Наконец-то. Впервые он правильно выговорил это имя. Хоть чему-то я его
научил.
Забухало, заскрипело: это он опускал штангу микрофона, прилаживая к
моему росту.
И теперь предстояло выполнить то, чему научил меня он.
Я вышел из-за кулис, улыбаясь простодушно и застенчиво, с деланным
смущением моргая на лучи софитов, на встречные, пока еще жидкие
аплодисменты. Я приблизился к микрофону, осмотрел его с одной стороны, с
другой стороны, постучал пальцем по сеточке, недоуменно пожал плечами: мол,
зачем это? -- и, ухватив поперек железину, понес ее на край сцены --
заберите, мол, нам такие штуки без надобности...
Этот фокус действовал безотказно.
По залу покатился одобрительный смех, и меня еще до того, как я начал
петь, вознаградили рукоплесканиями. Половина успеха, таким образом, была в
кармане.
Я милостиво кивнул Асечке.
Этот зал в подмосковном городе металлургов действительно был
великолепен. Просторный, высокий, облицованный деревянной рейкой, кажется,
еще пахнущей сосновым лесом. Ряды расходились полукругом, круто ниспадали к
сцене -- и, наверное, каждому, кто там сидел, было все хорошо видно, хорошо
слышно.
И насчет акустики Виктор Викторович не ошибся.
Я сам чувствовал, как ясно звучит мой голос, как отчетлива любая
интонация. Ни одно усилие не пропадало зря, ни одно тишайшее вибрато не
оставалось неуслышанным.
И та же акустика сделала совершенно оглушительными аплодисменты, когда я
вслед за "Лючией" и "Солнцем" выдал на полной страсти и честной слезе
"Вернись в Сорренто".
Ряды бушевали.
Асечка украдкой, перелистывая ноты, сморкалась в платочек.
Виктор Викторович, околачивающийся меж кулис (я победно оглянулся на
него), улыбался во весь рот.
Я же в эту минуту окончательно понял, что Мария Леонтьевна ошиблась.
Хотя она и доктор, но ведь бывают, как я слышал, такие отдельные случаи,
когда доктора ошибаются. И вот это был именно такой случай. Она ошиблась.

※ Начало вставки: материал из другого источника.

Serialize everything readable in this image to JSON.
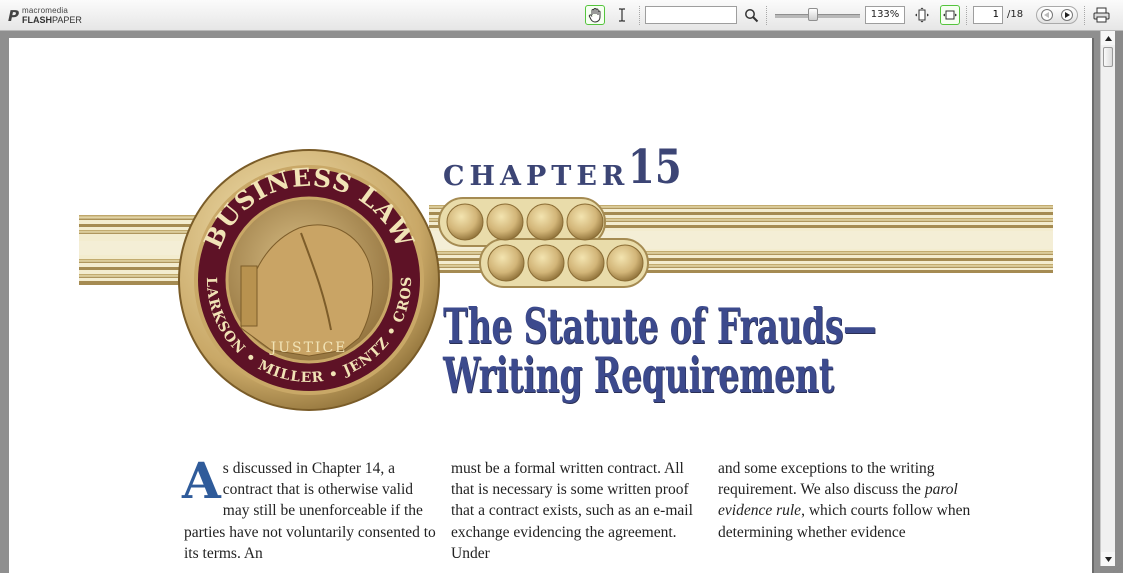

Наверное, у меня еще не началась мутация. Или же -- вот было бы здорово! --
она уже состоялась, минула. Дело в том (об этом я тоже слышал), что бывают
мгновенные мутации: сутки -- и уже другой голос. Правда, у меня не появился
Другой голос, он у меня остался прежним -- и это было загадочно. Но каких
только чудес не бывает на свете! Во всяком случае, Мария Леонтьевна,
безусловно, ошиблась. Я буду петь. Я пою.
Шуберт. "Аве Мария".
Ровно, сберегая дыхание, я начинаю это тягучее, смиренное, молитвенное
"А-а-а..."
Все идет хорошо. Теперь -- верха.
И на первой же верхней ноте произошел "кикс". Голос вдруг сам собой
соскочил, соскользнул, как соскальзывает, соскакивает с бильярдного шара
нацеленный кий -- там, кажется, это тоже называется "киксом"...
Я тотчас выправил ноту.
Но Асечка от неожиданности сбилась, аккомпанемент дрогнул.
Я почувствовал, как перехватило горло -- его будто сжало железной рукой.

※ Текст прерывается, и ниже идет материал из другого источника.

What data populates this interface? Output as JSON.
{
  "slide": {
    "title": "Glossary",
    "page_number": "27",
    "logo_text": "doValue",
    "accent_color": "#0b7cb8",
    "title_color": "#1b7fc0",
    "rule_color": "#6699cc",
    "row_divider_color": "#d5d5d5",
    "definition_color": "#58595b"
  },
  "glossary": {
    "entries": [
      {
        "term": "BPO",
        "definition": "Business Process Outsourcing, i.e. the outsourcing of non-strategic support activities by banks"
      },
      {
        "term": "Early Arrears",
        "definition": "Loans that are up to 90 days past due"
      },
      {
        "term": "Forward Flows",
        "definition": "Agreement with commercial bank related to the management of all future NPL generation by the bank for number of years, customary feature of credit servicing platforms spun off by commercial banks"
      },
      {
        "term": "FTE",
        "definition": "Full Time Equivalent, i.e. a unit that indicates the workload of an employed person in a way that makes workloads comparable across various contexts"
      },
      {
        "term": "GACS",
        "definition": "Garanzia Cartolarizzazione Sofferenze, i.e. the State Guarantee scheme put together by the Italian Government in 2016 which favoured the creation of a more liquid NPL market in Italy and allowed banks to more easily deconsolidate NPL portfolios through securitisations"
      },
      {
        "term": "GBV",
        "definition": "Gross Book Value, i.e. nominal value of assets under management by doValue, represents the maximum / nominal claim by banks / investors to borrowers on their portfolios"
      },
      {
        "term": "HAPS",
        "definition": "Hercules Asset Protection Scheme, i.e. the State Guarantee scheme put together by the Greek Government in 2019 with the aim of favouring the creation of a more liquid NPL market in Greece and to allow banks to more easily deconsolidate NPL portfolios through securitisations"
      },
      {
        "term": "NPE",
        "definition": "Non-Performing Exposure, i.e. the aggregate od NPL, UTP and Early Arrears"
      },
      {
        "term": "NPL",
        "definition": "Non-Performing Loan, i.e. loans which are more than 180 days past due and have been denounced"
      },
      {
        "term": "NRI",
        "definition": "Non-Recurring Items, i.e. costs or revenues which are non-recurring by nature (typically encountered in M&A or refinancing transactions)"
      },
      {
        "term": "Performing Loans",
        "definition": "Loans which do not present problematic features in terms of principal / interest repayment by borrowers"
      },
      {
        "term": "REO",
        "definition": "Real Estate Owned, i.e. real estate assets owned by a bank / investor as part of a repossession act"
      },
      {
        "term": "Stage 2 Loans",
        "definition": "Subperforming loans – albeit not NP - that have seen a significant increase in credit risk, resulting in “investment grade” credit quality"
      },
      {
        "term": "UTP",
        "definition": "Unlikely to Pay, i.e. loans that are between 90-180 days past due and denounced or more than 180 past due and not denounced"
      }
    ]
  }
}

Я напрягся, стараясь разжать эту душащую руку. И разжал. Но в голосе
появилась угрожающая хрипотца.
О, эта проклятая акустика! Теперь она выставляла напоказ, предательски
удваивала, удесятеряла каждую шершавую ворсинку и каждую оголенность в
звуке, каждый сбой и каждый перехват дыхания.
В зале была мертвая тишина. Какая бывает в цирке, когда канатоходец,
черной повязкой закрыв глаза, ощупывает носком невидимую для него проволоку
и делает первый шаг. А под ним нету сетки...
Я чувствовал, как бледнею. Казалось бы, при таком невероятном напряжении
связок, лапряжении всех еще оставшихся сил я должен бы, наоборот,
побагроветь от натуги. Но я знал, что бледнею.
Да. Все-таки я прошел долгую и суровую школу Владимира Константиновича
Наместникова. Там, на спевках, за пюпитром. Это была надежная школа. Она
выручила меня.
Я последним усилием совладал с голосом. Я допел до конца.


Я сорвал голос.

    5



Впоследствии я часто думал: а что, если бы не сорвал? Если бы судьба не
столкнула меня с этим гнусным и малокультурным жуликом, если бы я не
повадился ездить на эти "левые" концерты? Если бы я не ослушался нашей
горловички Марии Леонтьевны?
Что бы тогда? Неужто я остался бы при голосе, вернее, обрел новый?
Кто знает? Может, и остался бы и обрел. Всякое бывает. Но теперь, когда
непоправимое случилось, я почему-то все более склоняюсь к мысли: нет, все
равно не было бы. "Не будет. Ничего не будет. Не будет никакого голоса", --
вспоминал я наш с Колькой Бирюковым разговор на Птичьем рынке. "Как это не
будет? Совсем?" -- усомнился я тогда. "Ну, останется, конечно...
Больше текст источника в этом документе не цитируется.